I was wondering if UW Imap had the ability to report the system quota of the mail directory (i.e. the home directory) to users who were using the QUOTA extension.
At the current time, the answer is "no".
I know this is a pretty standard system call (I think)...so it shouldn't be too difficult to implement.
Unfortunately, this is not the case; there are at least three different implementations of UNIX quotas that I am aware of, each with different semantics. It would be fairly easy to assume that "all the world is Linux" and implement the QUOTA extension for Linux only; but imapd runs on many platforms besides Linux.
A different problem is that the QUOTA extension does more than report quotas; it also allows setting them. To make things more complicated, QUOTA allows the redistribution of quotas within a user's space (the concept of quota root).
Finally, IMAP QUOTA isn't defined in terms that directly map to UNIX quota; the suggested resources are STORAGE and MESSAGE, however on UNIX it is typically by disk block. There are also independent concepts of "grace" space which isn't represented in IMAP QUOTA.

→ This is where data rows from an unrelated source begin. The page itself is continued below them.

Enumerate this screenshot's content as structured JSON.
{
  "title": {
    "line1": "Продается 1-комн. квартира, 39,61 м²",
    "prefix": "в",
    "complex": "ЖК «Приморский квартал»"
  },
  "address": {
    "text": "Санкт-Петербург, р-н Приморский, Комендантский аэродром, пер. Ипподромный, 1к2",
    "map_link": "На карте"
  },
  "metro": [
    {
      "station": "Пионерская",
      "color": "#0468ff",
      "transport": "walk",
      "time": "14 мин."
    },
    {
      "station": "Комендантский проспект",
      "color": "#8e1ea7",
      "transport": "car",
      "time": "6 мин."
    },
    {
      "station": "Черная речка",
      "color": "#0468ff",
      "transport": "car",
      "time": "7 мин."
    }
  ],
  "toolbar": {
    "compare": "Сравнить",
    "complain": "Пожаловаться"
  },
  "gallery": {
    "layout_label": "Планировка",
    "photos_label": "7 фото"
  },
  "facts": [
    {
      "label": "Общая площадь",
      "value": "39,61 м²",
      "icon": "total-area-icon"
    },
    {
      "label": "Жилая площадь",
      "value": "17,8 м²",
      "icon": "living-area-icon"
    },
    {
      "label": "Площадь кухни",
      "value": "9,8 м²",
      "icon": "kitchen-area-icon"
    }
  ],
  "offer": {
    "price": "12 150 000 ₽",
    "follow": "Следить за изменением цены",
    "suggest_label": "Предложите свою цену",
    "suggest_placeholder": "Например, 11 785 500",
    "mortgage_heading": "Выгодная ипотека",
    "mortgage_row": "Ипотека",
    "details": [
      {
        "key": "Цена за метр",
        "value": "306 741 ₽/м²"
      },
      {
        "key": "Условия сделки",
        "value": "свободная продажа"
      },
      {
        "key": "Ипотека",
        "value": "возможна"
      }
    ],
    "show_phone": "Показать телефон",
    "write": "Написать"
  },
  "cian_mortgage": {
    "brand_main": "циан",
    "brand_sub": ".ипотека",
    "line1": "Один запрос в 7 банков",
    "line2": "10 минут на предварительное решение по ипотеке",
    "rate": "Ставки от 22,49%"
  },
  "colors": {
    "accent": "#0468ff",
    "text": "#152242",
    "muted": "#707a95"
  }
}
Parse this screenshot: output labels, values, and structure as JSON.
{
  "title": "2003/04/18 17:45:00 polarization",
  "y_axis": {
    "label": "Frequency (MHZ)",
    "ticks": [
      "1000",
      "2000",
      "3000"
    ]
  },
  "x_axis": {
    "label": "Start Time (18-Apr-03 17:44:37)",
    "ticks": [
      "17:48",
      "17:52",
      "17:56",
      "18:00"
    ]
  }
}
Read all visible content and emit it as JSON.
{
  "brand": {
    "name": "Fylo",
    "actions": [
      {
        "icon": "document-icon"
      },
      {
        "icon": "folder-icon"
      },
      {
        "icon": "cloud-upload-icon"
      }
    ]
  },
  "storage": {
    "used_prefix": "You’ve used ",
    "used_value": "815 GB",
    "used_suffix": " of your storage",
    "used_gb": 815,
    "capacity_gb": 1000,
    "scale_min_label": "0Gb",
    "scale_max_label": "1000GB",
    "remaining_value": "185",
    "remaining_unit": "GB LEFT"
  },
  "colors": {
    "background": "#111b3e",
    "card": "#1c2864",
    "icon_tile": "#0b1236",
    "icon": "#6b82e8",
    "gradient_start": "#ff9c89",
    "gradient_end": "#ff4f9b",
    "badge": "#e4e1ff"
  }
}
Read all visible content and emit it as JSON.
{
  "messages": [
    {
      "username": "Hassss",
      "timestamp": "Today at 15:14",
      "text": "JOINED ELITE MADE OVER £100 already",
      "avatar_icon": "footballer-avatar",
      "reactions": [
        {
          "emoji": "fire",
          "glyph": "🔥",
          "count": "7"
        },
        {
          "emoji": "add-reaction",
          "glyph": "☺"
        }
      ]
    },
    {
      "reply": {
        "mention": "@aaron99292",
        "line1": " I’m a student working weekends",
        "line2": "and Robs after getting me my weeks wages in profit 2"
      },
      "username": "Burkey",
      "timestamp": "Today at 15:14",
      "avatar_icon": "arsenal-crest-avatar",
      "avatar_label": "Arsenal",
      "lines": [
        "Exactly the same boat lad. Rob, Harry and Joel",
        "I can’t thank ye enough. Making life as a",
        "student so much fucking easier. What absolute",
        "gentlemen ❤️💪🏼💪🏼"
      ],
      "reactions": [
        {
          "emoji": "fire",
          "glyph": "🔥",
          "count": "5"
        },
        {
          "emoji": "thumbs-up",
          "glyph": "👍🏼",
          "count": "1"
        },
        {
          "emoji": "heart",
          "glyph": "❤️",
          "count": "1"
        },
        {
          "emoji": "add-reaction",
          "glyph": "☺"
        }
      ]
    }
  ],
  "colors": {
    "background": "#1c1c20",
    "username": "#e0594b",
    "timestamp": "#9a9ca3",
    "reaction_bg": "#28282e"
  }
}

None of this mean that "it can't be done"; however, to be useful and correct is quite a bit more complicated than the obvious simple implementation.
I know imapd can recognize when it's going to go over, but I don't know if it can be used, for example, with an imap mail client (I"m using SquirrelMail) that's asking what the quota is.
QUOTA is an optional extension; clients are expected to handle servers which do not offer an particular extension.